說完,他裝作目露精光,與七情宮之人一起緊緊盯著蔡婆婆,等待她的回覆。

蔡婆婆也是假裝「沉吟」良久,接著才說道:「若老身不願,今日便不會來。只要能把噬魂宗從那個位置上趕下來,老身捏著鼻子與你等合作也無所謂。」

七情宮之人面色一緩,皆鬆了一口氣,而後便聽她繼續說道:「但是,誰知你們的問心劍意會不會無故使壞,將老身的神魂刺傷?」

一名七情宮的長老冷笑道:「整個修行界與我七情宮立過問心劍意的人都知道,只要不耍花招承諾履行,劍意自會消解,不會有後患。蔡婆婆大可不必擔心,我七情宮可不像你們魔門那般無恥。」

蔡婆婆嗤笑道:「『你們魔門』?都是魔啟篇的修行者,你們還真把自己當仙宗了?不如你們舉宗搬遷至東仙境試試?」

七情宮長老臉色鐵青,正想反駁,秦先當即插話打斷道:「不要又扯遠了。蔡婆婆,還請放開神魂。」

蔡婆婆輕哼一聲,「若你們敢動什麼手腳,老身便是拼著神魂受創而死,也要將你們全部殺光。」

言罷,她環視了七情宮之人一圈,而後對著秦先放開了神魂。

秦先向她點點頭,而後便在所有人的注視下,抬起手從上往下一划,一柄靈氣組成的白色小劍隨著指尖的划動而出現。

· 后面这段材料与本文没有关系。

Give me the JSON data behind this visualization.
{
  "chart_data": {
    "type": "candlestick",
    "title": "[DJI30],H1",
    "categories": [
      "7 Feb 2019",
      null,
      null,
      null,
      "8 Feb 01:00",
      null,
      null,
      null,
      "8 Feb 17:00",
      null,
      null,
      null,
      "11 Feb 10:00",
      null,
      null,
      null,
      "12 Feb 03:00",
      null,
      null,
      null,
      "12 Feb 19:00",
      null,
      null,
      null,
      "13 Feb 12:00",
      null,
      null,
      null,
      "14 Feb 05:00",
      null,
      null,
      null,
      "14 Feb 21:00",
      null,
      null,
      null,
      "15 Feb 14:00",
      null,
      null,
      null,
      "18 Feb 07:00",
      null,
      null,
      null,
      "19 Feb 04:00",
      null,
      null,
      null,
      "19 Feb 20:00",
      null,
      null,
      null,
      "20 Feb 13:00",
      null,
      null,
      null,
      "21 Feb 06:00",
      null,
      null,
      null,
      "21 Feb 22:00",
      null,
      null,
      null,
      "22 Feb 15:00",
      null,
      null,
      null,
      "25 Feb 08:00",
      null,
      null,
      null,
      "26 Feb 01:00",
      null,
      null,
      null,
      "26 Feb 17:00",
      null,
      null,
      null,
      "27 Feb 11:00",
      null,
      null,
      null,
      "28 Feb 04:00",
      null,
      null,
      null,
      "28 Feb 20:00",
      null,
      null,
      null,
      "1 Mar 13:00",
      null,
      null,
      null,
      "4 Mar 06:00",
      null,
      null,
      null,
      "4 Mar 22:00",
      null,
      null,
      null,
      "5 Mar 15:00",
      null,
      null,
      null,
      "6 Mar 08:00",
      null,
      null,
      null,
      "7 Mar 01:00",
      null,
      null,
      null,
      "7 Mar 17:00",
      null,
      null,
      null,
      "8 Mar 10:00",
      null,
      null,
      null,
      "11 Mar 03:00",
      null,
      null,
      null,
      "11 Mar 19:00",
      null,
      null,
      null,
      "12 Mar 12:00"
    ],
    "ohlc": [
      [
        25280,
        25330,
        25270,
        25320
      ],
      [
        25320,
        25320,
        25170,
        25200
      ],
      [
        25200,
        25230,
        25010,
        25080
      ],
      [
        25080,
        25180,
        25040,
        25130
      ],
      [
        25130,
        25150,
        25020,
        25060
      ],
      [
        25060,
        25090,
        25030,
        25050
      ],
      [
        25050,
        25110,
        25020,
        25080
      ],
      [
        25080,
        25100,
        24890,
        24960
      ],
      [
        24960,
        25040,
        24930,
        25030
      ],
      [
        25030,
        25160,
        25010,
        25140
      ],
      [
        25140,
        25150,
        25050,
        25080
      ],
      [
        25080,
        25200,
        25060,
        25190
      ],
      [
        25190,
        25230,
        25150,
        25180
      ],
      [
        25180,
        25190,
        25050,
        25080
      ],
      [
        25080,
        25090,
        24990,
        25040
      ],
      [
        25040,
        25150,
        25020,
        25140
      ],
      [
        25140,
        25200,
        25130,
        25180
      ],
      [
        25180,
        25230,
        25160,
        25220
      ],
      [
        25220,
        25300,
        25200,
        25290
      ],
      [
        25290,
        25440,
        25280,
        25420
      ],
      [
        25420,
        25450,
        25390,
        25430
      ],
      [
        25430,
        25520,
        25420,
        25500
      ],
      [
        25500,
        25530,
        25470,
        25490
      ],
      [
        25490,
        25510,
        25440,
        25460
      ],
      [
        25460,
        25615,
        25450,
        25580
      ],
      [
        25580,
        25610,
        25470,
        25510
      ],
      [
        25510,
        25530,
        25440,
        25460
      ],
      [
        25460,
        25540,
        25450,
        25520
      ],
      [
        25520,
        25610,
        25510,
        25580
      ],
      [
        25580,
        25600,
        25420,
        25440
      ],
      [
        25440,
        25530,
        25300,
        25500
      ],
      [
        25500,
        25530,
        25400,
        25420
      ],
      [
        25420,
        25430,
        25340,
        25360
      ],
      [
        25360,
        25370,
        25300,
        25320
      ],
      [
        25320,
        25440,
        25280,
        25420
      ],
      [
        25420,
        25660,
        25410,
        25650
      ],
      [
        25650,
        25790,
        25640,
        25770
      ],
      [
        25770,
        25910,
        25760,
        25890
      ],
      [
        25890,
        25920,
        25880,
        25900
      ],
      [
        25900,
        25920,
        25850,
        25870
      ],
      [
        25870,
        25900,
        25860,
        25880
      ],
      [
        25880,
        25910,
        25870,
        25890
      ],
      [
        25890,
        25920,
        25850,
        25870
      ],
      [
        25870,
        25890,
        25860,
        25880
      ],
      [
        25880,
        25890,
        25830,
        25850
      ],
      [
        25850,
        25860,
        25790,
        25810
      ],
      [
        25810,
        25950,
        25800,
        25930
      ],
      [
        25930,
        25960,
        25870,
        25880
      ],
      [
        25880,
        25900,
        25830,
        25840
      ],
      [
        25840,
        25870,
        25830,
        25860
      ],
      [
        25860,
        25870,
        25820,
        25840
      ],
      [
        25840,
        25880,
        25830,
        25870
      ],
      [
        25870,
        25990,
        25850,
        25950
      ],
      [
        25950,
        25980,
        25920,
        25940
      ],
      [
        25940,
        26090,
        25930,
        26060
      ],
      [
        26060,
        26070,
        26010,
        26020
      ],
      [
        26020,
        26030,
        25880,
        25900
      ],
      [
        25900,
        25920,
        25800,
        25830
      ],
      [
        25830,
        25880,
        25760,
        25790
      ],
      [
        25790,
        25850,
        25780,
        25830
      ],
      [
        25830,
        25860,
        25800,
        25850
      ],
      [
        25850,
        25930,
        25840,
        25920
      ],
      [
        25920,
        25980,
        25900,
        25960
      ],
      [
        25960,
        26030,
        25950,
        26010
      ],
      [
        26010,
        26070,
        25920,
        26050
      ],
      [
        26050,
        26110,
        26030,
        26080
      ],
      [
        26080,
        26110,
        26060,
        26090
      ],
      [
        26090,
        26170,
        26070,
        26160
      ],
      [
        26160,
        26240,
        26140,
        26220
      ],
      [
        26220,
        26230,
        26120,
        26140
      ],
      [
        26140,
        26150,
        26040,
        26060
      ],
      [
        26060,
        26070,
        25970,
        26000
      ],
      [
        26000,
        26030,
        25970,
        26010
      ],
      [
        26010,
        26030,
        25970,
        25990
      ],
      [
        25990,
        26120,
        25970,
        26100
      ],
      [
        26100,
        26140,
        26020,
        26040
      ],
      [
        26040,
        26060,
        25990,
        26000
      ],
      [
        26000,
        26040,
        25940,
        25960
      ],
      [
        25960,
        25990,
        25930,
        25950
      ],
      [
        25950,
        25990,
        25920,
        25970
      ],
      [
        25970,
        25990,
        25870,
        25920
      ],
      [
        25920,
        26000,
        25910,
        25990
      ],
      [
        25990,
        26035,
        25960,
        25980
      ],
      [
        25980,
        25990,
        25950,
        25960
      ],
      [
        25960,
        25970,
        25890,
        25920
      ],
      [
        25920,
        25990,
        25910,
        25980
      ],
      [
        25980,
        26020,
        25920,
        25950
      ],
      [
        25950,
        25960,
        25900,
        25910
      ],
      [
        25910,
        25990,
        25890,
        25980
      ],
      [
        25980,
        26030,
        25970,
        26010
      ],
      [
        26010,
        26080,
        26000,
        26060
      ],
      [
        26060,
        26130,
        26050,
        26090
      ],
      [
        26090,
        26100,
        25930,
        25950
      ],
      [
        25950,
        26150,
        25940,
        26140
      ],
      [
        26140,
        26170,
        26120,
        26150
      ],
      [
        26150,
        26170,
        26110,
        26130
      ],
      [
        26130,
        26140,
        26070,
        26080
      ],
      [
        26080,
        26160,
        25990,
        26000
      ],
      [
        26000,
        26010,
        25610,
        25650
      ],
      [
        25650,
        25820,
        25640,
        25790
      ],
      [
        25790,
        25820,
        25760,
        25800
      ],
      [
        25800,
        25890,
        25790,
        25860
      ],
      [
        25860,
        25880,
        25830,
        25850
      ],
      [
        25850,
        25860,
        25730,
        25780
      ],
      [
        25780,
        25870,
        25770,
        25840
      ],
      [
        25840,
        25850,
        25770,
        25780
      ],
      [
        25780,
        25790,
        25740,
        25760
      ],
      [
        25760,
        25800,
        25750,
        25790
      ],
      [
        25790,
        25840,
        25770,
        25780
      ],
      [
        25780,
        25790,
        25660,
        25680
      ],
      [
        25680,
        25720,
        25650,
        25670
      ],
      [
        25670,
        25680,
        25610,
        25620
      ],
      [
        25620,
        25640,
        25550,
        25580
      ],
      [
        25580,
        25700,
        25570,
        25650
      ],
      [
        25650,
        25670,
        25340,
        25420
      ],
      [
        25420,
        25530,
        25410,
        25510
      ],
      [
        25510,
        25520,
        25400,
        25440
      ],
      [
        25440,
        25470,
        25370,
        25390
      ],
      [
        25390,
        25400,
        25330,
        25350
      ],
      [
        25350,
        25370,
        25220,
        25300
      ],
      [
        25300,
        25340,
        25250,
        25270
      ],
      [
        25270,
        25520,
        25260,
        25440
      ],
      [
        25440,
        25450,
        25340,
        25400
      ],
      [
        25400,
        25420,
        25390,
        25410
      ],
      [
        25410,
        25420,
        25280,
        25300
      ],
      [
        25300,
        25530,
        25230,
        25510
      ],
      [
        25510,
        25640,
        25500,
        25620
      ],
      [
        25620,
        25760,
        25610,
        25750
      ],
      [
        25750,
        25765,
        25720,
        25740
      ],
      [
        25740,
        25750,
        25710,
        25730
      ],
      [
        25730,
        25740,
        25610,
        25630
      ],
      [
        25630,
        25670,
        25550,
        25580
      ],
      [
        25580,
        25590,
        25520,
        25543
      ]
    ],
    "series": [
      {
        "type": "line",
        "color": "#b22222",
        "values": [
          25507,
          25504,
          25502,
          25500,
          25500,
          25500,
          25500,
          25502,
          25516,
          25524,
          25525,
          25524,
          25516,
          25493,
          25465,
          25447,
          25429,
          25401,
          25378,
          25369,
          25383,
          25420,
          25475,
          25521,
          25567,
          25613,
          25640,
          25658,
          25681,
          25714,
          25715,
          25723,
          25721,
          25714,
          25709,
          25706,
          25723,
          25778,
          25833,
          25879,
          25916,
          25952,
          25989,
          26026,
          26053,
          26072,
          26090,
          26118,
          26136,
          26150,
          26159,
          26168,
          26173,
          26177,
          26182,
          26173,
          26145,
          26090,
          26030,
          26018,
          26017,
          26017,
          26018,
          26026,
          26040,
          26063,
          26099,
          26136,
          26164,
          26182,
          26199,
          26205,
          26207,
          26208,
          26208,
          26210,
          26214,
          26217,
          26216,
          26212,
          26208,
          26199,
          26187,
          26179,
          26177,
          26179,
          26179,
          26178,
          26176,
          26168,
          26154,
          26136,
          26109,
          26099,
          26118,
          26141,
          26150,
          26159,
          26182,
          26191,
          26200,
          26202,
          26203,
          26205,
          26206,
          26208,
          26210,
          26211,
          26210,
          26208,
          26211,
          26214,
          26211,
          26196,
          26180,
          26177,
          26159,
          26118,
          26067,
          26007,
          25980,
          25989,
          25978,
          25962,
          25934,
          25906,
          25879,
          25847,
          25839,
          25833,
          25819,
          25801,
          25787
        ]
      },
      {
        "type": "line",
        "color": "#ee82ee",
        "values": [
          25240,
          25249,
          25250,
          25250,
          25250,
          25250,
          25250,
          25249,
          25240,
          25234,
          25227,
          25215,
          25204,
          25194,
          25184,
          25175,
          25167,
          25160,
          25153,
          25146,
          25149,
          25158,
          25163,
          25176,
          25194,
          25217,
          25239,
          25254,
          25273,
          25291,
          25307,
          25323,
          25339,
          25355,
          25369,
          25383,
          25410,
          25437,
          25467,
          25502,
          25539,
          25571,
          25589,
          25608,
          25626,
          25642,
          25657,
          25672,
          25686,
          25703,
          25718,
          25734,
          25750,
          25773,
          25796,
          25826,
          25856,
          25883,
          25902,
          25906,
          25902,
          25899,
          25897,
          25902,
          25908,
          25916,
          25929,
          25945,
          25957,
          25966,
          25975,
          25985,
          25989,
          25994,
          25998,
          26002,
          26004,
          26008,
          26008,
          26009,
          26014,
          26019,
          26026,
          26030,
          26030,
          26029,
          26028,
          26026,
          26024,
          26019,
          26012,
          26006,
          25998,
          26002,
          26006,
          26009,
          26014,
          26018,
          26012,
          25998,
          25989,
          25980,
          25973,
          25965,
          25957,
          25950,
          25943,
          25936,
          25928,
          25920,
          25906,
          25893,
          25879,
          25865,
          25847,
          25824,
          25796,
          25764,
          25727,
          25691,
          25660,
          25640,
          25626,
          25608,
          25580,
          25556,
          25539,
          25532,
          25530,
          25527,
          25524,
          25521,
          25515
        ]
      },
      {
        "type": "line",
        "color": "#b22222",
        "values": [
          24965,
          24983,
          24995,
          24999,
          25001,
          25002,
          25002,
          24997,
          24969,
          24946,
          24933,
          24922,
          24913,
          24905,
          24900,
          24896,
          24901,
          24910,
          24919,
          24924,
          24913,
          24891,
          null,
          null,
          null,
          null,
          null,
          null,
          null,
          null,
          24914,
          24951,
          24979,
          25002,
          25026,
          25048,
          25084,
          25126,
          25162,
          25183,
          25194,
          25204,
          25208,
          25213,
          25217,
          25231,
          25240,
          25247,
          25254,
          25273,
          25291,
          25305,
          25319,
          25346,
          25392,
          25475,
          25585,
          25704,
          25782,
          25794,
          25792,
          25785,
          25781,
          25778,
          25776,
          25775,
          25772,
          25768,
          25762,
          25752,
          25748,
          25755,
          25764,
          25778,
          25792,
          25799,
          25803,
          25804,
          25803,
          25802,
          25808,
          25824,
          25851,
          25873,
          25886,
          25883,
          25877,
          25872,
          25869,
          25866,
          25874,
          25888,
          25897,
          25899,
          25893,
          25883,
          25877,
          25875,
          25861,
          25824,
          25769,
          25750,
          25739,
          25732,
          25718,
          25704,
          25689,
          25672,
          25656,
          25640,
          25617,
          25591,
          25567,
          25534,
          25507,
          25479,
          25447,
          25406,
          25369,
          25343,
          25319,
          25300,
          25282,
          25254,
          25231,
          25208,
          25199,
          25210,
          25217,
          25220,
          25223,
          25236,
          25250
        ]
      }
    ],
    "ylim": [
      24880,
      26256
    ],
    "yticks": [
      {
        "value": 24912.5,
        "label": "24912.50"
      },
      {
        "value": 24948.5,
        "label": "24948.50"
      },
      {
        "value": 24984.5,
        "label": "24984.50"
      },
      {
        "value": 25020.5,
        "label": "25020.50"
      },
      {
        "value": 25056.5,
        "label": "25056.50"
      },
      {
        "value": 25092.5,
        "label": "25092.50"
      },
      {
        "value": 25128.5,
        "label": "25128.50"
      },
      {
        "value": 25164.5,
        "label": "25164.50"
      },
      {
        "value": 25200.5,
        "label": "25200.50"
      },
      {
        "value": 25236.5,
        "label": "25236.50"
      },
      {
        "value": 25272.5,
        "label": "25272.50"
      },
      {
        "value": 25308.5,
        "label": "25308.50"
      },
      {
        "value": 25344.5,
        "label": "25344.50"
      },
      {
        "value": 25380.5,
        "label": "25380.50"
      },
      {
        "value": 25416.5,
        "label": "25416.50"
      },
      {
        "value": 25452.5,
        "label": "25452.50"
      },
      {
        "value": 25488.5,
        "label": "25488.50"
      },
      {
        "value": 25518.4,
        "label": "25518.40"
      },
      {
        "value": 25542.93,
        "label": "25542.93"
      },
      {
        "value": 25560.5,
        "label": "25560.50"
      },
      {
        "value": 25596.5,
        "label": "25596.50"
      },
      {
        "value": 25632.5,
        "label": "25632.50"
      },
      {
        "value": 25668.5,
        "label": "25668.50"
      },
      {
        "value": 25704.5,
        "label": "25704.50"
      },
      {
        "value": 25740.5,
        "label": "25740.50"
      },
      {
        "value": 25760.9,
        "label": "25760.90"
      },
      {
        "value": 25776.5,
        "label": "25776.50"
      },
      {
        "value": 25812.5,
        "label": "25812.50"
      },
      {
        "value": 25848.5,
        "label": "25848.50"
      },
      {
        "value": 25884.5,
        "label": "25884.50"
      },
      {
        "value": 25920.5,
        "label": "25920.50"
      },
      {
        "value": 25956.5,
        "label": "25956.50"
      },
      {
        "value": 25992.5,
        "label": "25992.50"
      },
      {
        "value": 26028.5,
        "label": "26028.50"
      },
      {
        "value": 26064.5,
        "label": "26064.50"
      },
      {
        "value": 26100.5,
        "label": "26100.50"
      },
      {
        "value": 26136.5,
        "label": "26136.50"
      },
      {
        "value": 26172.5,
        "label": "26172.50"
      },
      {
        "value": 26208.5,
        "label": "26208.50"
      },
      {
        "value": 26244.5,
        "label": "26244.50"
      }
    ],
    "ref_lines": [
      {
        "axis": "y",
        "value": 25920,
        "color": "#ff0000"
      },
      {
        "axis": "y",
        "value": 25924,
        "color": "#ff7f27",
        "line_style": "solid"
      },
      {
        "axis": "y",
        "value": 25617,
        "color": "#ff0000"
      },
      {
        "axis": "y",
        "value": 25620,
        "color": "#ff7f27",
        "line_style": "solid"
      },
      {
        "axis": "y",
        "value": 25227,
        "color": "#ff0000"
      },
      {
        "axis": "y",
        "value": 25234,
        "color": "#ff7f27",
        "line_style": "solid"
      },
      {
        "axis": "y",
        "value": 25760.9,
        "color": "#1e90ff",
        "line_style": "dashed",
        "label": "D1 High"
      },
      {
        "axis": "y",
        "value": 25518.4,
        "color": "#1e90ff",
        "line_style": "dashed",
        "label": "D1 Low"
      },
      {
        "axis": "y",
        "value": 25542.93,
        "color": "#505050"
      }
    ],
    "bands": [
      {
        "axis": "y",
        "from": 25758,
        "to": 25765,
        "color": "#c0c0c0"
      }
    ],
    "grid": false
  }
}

蘇憾以前有耳聞過七情宮的問心劍意,見倒是第一次見,他也是頗感好奇地打量著這把靈氣小劍。

此時的它,似乎只是一個虛殼,正待填充實質。

「請婆婆以神魂之力與我一起念出此事。」秦先神情慎重,並突然使用神魂之力說道,「今歧業海峽地界內的七情宮與絕脈宗雙方弟子結盟,互相合作設局將噬魂宗滅殺,共享潮洋海廊。在此局中,七情宮與絕脈宗皆不得傷對方任一弟子,立下此諾,若有違背,以劍刺之。」

蔡婆婆沉默片刻後,果真以神魂之力照著秦先的話念了一遍。

待她說完,一股莫名的氣息從二人身上同時溢出,向著那柄白色的靈氣小劍填充而去。

原本空虛的白色小劍當即凝實,煥發出奪目的光芒。

在一片白芒中,小劍分化成兩柄,分別進入秦先與蔡婆婆體內,懸在二人的神魂上。

秦先神色倒是如常,蔡婆婆則一臉的沉鬱,似乎對自己的神魂上多了一柄劍十分地不習慣。

秦先笑道:「問心劍意已成,從此刻開始,你我兩宗的弟子只要進入歧業海峽地界,便不可再互相攻擊,直至噬魂宗被我們瓦解,或者你我兩宗皆失敗,此劍意便會自動消解。」

見事情進展順利,雙方的領頭羊都立下了問心劍,七情宮之人當即放下心來,收起了些許戒備。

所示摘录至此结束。